○黄精(おうせい)
本州から九州、朝鮮半島に分布しているユリ科の多年草ナルコユリ(Polygonatum falcatum)の根茎を用いる。中国産の黄精はカギクルマバナナユコユリ(P.sibiricum)およびその近縁植物の根茎である。花の咲く様子を鳴子に見立ててナルコユリという。同属植物のアマドコロとよく似ているが、アマドコロの根茎は玉竹である。
ナルコユリはアマドコロより暖地性で、花が一ヶ所から3個以上つけることが多い。しかしこのアマドコロ属は非常に種類が多く、区別しがたいものも少なくない。このため薬材では太いものを黄精、また一般に黄精よりも玉竹のほうが甘い。
ナルコユリの根茎には粘液質のファカタンやポリゴナキノンなどが含まれ、降圧作用や強心作用、降血糖作用などが報告されている。ただ、生で用いると咽を刺激するため、蒸した熟黄精を使用する。漢方では補気・潤肺・強壮の効能があり、胃腸虚弱や慢性の肺疾患、糖尿病、病後などによる食欲不振、咳嗽、栄養障害などに用いる。
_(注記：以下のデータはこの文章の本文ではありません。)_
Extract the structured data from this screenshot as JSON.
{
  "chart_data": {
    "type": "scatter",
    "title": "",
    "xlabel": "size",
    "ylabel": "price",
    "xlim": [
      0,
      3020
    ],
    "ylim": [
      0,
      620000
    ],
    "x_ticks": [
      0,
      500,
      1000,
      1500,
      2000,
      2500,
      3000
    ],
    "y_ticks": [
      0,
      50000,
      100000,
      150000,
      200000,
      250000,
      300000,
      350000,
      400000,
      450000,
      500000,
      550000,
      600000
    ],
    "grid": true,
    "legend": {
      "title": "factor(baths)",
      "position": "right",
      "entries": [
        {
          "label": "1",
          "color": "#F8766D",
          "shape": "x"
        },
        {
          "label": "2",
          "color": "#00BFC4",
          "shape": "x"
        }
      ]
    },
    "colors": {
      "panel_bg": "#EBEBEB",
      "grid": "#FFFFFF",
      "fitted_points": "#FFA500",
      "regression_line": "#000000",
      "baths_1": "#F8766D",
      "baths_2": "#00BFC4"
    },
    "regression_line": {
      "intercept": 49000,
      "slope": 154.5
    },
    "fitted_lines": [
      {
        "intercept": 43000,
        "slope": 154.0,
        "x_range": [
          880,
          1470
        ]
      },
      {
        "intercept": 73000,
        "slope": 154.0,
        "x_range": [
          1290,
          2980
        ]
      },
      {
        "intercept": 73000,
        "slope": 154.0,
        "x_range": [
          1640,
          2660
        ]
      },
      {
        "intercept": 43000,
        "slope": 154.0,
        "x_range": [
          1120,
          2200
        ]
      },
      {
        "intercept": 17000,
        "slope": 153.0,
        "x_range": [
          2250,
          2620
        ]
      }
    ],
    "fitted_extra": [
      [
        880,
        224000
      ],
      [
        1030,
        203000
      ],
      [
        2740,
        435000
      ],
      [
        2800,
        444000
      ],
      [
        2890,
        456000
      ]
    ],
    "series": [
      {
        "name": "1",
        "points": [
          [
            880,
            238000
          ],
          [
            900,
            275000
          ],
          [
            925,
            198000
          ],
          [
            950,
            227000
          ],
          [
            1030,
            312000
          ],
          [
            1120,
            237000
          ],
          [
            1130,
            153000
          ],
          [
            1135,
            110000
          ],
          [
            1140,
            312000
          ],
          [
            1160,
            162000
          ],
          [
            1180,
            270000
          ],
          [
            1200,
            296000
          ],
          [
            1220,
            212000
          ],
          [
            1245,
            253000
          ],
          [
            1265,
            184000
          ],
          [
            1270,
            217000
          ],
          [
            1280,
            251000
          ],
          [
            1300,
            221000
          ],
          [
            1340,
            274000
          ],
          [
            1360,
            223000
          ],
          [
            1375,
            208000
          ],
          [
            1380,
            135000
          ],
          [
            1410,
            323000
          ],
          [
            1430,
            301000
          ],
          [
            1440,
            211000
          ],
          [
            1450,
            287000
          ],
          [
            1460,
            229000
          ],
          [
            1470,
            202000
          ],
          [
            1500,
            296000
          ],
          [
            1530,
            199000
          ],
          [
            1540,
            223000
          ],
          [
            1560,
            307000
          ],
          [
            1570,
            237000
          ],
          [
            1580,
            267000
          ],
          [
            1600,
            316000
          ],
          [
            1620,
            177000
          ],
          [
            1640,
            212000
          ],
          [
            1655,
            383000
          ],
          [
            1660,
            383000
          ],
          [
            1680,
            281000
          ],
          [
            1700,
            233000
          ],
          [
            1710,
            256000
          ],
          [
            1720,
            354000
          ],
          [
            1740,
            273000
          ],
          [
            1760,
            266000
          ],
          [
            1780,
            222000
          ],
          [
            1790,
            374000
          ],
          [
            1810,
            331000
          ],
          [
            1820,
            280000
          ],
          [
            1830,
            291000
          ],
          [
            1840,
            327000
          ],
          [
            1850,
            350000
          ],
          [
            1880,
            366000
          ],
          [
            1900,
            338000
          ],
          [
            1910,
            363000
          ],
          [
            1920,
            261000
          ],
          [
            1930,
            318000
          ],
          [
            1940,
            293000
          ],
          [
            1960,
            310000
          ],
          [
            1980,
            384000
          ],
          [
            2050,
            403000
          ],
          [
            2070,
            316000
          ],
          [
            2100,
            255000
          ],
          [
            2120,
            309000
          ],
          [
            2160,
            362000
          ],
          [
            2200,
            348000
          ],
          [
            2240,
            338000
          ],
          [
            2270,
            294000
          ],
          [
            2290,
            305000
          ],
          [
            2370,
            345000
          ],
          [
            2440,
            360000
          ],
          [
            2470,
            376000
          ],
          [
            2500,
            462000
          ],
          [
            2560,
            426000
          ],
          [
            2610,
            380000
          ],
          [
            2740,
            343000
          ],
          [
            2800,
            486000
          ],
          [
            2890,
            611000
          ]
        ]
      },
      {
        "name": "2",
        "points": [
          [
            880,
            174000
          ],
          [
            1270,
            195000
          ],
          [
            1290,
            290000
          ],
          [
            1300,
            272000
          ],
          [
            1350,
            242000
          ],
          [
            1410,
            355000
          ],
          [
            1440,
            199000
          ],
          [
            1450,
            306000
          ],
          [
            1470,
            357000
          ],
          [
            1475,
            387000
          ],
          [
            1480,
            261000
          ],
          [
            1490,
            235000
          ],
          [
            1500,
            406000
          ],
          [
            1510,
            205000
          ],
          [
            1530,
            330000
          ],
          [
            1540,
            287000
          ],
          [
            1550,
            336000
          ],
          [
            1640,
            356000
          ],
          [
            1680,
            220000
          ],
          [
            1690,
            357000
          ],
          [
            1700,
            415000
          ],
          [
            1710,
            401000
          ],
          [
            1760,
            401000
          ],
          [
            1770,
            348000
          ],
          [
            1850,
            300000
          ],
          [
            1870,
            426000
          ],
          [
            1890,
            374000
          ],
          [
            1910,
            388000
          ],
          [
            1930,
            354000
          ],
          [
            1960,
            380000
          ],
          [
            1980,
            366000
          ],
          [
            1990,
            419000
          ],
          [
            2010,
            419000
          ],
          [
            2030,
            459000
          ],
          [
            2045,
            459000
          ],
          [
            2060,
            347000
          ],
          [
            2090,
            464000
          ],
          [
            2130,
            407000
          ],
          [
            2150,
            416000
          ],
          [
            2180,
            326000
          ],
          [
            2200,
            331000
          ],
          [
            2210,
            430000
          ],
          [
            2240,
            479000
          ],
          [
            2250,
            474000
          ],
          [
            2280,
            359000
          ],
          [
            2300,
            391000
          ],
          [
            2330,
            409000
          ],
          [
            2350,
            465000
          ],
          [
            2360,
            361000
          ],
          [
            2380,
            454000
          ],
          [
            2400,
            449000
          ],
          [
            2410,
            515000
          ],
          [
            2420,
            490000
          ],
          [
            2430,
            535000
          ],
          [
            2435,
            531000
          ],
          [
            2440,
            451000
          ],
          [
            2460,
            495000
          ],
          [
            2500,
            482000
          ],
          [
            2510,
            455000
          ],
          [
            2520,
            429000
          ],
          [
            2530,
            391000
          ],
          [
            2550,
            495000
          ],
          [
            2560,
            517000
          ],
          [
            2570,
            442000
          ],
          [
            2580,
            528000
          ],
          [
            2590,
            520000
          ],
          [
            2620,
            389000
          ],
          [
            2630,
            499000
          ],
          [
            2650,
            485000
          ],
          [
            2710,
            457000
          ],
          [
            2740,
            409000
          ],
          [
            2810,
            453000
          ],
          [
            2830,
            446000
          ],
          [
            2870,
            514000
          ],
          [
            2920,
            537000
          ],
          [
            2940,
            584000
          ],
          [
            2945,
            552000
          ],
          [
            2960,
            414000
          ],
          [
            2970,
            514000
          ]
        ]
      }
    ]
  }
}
日本の民間では江戸時代に滋養・強精薬としてブームとなり、砂糖漬けにした黄精が売られていた。現在でも東北地方には黄精のエキスを入れた黄精飴が売られている。黄精に砂糖を加え、焼酎につけたものを黄精酒といい、精力減退や病後回復の滋養・強壮薬として知られている。小林一茶も黄清酒を愛飲したと書き記している。